Faktor lain yang dinilai lebih menyehatkan adalah kadar kalsium dalam tempe yang lebih tinggi, serta lemak jenuh dan kandungan garam yang jauh lebih rendah. Berdasarkan penelitian, vitamin B12, prebiotik, dan zat antikanker juga terkandung di dalam tempe.

Tempe yang menjadi makanan tradisional asal Indonesia secara turun menurun ini pun mulai diproduksi di berbagai negara. Tidak hanya memakai bahan kedelai, para peneliti kini berusaha membuat tempe dari berbagai biji-bijian yang lebih mudah ditemukan di tiap negara.

Itulah yang dilakukan oleh Amadeus Driando Ahnan-Winarno dari Indonesia Tempe Movement. Doktor muda yang besar di keluarga ilmuan pangan ini, bersama kakeknya, Prof. Winarno, dan ibunya, Wida Winarno mendirikan laboratorium penelitian untuk meneliti berbagai kacang-kacangan alternatif pembuatan tempe. Biji-bijian yang diteliti antara lain yakni kacang tanah, kacang hijau, dan biji chia.

Di dalam laboratorium yang dikelola puluhan tenaga profesional di Bogor, Jawa Barat, ini nutrisi tempe dihitung. Proses penelitian berawal dari percobaan menyatukan ragi dengan biji dan kacang yang akan difermentasi. Setelah menemukan formula yang tepat, tahap selanjutnya adalah meneliti kandungan nutrisinya.

Riset dan penelitian ini dilakukan dengan tujuan keberlangsungan pangan di setiap daerah dan negara. Apalagi kedelai tidak bisa ditanam di berbagai daerah dengan berbagai iklim. Ia berharap penelitiannya ini bisa membuat tiap negara memproduksi tempe dengan bahan dasar yang tersedia lokal.

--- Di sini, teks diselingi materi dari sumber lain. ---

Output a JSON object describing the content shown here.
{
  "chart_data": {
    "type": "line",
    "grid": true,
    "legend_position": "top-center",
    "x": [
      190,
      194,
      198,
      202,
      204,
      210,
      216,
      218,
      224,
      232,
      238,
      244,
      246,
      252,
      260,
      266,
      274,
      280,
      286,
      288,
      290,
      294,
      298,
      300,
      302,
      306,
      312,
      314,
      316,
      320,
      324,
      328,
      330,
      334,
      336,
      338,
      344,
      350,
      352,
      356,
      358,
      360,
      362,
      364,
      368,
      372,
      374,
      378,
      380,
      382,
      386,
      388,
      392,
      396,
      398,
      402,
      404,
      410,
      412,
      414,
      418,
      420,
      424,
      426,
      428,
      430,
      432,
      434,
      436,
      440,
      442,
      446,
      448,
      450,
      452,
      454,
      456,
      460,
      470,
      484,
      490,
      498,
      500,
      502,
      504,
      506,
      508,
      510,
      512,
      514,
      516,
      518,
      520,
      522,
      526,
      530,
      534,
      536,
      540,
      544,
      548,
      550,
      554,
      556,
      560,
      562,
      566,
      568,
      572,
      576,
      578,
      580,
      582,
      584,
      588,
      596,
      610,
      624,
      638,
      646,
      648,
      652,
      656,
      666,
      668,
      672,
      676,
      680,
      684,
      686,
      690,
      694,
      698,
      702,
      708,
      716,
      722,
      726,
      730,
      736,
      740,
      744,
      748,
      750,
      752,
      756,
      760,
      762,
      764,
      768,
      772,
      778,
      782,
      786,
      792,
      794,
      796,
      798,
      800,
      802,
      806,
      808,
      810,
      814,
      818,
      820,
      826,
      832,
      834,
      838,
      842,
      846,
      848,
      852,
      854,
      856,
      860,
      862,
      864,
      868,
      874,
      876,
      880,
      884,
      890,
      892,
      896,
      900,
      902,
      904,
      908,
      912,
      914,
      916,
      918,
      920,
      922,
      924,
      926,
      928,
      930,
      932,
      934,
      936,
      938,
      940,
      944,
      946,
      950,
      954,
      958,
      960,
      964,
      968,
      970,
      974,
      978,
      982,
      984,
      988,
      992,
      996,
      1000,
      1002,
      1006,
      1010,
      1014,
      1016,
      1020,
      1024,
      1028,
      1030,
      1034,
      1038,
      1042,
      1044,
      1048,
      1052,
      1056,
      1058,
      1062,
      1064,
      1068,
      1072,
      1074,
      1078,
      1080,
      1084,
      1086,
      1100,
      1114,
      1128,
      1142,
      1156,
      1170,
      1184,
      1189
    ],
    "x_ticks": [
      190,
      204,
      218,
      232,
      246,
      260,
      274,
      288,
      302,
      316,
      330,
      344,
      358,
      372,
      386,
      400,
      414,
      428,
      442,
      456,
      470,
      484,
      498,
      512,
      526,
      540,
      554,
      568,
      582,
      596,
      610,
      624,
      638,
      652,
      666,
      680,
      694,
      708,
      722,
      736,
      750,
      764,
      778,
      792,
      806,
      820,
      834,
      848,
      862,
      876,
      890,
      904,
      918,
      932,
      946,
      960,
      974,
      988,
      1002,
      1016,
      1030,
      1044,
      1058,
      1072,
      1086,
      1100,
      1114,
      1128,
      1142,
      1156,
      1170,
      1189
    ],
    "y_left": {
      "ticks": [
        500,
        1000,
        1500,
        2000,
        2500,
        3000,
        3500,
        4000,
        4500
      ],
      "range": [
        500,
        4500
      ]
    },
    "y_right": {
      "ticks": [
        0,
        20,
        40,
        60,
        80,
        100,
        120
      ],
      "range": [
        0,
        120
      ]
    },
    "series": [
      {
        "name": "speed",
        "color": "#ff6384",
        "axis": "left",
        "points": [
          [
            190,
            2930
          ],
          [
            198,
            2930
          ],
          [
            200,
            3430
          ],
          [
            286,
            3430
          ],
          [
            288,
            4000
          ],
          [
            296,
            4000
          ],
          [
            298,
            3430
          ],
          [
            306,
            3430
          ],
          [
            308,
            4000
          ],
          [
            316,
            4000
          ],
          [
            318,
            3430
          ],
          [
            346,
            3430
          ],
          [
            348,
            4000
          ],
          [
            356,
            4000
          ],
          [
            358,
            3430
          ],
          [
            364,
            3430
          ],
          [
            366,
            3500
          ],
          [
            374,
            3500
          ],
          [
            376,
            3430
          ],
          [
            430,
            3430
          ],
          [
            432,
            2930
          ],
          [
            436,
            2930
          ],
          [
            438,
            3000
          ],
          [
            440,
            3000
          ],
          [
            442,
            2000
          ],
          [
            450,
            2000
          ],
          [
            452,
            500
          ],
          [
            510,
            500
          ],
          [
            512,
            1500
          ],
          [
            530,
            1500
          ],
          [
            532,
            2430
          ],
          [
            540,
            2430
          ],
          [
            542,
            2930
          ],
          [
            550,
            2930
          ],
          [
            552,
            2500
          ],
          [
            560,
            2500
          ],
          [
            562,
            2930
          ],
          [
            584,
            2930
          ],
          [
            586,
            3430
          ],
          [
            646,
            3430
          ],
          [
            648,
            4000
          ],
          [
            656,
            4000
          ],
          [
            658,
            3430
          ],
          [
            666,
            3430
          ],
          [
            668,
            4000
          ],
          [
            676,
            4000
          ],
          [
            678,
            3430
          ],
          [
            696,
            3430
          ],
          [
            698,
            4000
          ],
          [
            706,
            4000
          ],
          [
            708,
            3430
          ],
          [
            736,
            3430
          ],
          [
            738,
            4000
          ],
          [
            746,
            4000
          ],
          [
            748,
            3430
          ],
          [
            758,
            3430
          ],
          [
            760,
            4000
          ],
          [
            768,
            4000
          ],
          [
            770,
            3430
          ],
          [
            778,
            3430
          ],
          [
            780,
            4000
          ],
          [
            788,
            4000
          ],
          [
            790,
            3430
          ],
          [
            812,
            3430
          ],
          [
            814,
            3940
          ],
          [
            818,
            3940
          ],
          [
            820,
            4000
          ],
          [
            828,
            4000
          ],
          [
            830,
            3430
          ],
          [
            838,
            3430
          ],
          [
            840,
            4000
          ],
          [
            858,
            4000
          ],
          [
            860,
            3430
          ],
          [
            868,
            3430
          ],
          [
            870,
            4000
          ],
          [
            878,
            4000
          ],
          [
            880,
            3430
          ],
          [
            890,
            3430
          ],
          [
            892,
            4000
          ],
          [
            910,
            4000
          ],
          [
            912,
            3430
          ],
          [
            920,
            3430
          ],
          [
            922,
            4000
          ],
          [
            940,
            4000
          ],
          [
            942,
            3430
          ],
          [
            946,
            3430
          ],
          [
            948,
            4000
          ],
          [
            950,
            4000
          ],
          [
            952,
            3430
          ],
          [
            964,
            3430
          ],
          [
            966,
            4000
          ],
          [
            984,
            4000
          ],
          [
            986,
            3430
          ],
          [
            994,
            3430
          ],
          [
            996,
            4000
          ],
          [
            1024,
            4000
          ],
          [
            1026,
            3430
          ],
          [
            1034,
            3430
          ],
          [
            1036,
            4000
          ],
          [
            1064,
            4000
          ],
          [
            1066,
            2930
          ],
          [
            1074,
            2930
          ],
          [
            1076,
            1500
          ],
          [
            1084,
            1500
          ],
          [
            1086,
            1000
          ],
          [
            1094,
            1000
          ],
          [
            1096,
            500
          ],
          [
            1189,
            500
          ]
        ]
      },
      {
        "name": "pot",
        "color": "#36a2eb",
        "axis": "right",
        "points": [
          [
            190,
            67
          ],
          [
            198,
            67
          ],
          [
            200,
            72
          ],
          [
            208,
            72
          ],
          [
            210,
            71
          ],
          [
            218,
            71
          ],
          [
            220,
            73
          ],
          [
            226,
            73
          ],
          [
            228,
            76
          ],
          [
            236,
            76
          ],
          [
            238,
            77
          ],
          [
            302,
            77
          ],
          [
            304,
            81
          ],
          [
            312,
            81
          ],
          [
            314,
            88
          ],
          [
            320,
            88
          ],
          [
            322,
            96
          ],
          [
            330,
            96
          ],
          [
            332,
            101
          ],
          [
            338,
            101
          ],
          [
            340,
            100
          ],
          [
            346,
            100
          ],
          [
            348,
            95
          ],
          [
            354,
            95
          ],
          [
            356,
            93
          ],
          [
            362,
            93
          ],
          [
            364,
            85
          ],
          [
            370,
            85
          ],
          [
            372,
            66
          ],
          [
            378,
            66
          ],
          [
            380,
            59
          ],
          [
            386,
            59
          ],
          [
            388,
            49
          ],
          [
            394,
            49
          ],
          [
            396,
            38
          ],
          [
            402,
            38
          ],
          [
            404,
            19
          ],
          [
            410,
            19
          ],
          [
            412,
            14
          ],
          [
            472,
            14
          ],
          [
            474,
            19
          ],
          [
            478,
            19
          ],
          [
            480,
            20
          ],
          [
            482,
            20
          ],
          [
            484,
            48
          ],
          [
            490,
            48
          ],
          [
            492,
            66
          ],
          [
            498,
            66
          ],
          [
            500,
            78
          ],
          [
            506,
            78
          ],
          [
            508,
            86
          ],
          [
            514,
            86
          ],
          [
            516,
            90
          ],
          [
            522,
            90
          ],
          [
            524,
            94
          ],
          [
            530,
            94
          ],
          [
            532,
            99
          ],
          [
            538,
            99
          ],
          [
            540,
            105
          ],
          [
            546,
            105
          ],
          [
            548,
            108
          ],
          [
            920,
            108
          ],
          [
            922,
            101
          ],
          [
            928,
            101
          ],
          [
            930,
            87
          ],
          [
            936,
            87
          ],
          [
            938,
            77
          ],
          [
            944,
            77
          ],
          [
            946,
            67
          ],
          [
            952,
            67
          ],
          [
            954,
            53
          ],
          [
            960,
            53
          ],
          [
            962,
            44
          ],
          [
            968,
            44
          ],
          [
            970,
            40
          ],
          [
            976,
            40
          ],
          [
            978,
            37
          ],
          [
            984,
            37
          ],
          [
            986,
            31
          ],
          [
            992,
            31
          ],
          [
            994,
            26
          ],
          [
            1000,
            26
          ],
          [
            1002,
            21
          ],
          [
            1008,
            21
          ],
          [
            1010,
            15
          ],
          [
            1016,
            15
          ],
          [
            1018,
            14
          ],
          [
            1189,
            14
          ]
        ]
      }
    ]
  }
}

“Saya punya visi supaya negara-negara di dunia punya tempe sendiri dengan kacang lokal supaya nanti pergerakannya tidak terdesentralisasi. Itu mimpi utama,” ujar Driando.

Melokalkan tempe di berbagai negara

Sejauh ini, tempe sudah dikenalkan ke lebih dari 20 negara, 13 di antaranya sudah dikunjungi secara langsung oleh Tempe Movement. Mereka juga bekerja sama dengan warga Indonesia yang tinggal di luar negeri. Tempe diolah menjadi makanan dan kemudian diberikan ke warga. Tempe Movement bersama produsen lokal membuat variasi rasa sesuai dengan rasa lokal sehingga lebih bisa diterima warga setempat.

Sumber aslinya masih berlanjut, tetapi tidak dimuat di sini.